Remember my director friend from the Rockies? Daniel echoes his sentiment almost exactly: When model responses are so unreliable that users have to become “an expert forensic auditor spending more time derisking the tool than would have been spent doing the actual work” – well, that’s just dumb technology.
On the Value of Trust.
Here’s what I’ve learned about trust from Operation Smile & Dial.
- As much as some people hate a cold call, it’s led to way more meaningful interactions than my previous approach – blasting hundreds of cold emails to academics. In a fraction of the outbound, I’m able to gather many more insights about preclinical workflows. I think there’s something primal that switches in our brain when we hear the sound of another human’s voice come through over the phone. “I promise you, I’m not a robot,” it says.
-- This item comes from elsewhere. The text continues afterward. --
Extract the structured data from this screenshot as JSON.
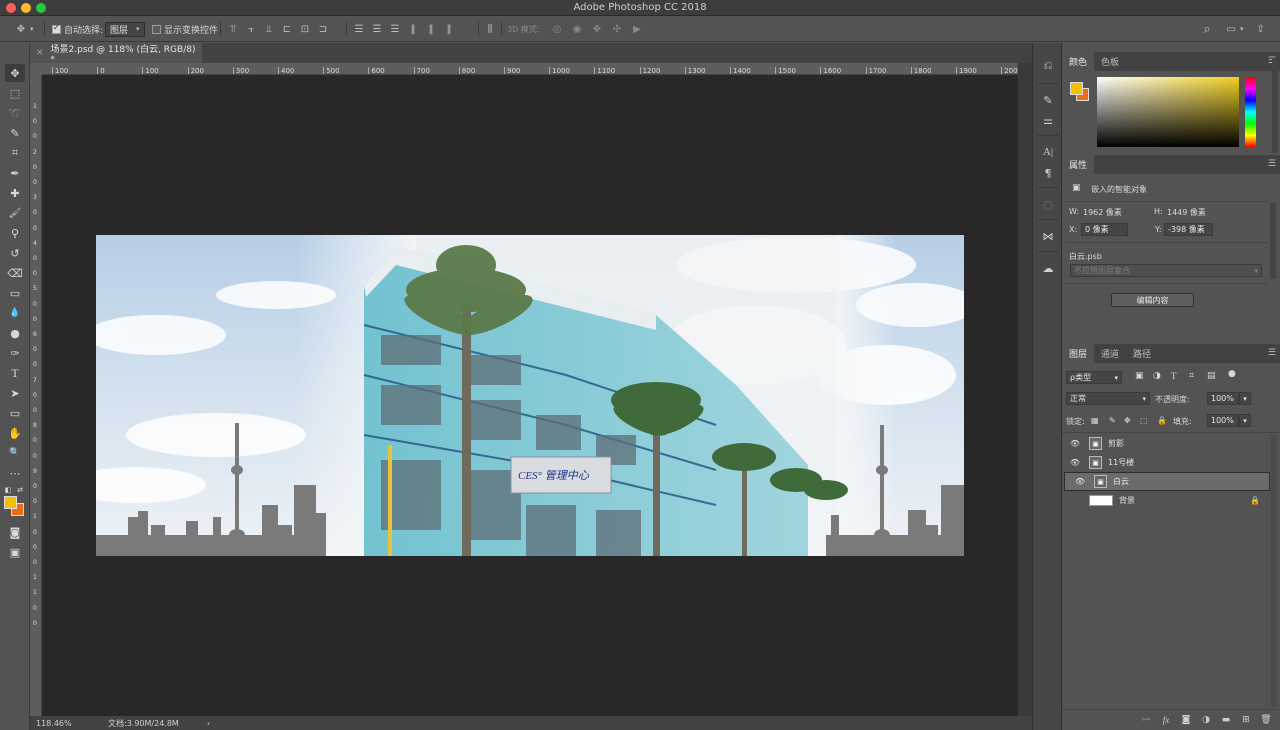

- People will stop listening as soon as I mention AI. By now, it’s an empty buzzword. Instead, they trust me more when I show up with genuine curiosity about their lived experiences, seeking to learn why their work keeps them up at night. Sometimes, they just need to vent. I’m here for it. “Just call it technology,” an AI developer from Charles River Labs told me last week.
- I don’t assume that AI is the solution to preclinical scientists’ problems. People don’t trust me if they sense I’m reasoning from the false assumption that AI is the hammer to their nail. AI might solve their problem. It might not. And that’s cool, too.
- The truth is, humans will solve their own problems. I build trust with scientists by offering trust first. I trust in their expertise and judgment. AI tools are so often marketed in a way that unconsciously undermines the subject matter expert’s human reasoning. This feeds into people’s fear of AI job replacement. And when people are afraid, they can’t trust.
The ModernVivo Advantage.
ModernVivo doesn’t exist to replace in vivo scientists. It exists to unlock their potential, and to free up their time so they can do what humans do best: reason, judge, decide. That’s why the ModernVivo team is so adamantly against making writ large study design and protocol recommendations. We’ll leave that to you, dear reader, the expert.
When people ask me why ModernVivo is better than Claude or OpenAI, I tell them two things:
- Greater breadth: Our model doesn’t just scan through a few dozen papers. It scans through MILLIONS of peer reviewed research publications. There are valuable insights locked in such a large body of knowledge. Insights about in vivo study design. No human could ever sift through this knowledge base manually. Nor should they. ModernVivo leaves no stone unturned.
- Greater depth: ModernVivo was built for in vivo scientists by in vivo scientists. Our model allows you to search the literature for hyper-specific experimental conditions, unique to preclinical therapeutics development. You can go deep in your study design by zooming in on conditions like route of administration, anesthesia type and dose, needle gauge, chow type, cell line(s) and so much more. No in vivo experimental condition is too trivial to overlook. These conditions matter for high quality, translatable research.
Only time will tell how AI tooling for preclinical research will evolve, and who will adopt which tools. I’m grateful to be part of this unfolding story. Thanks for reading.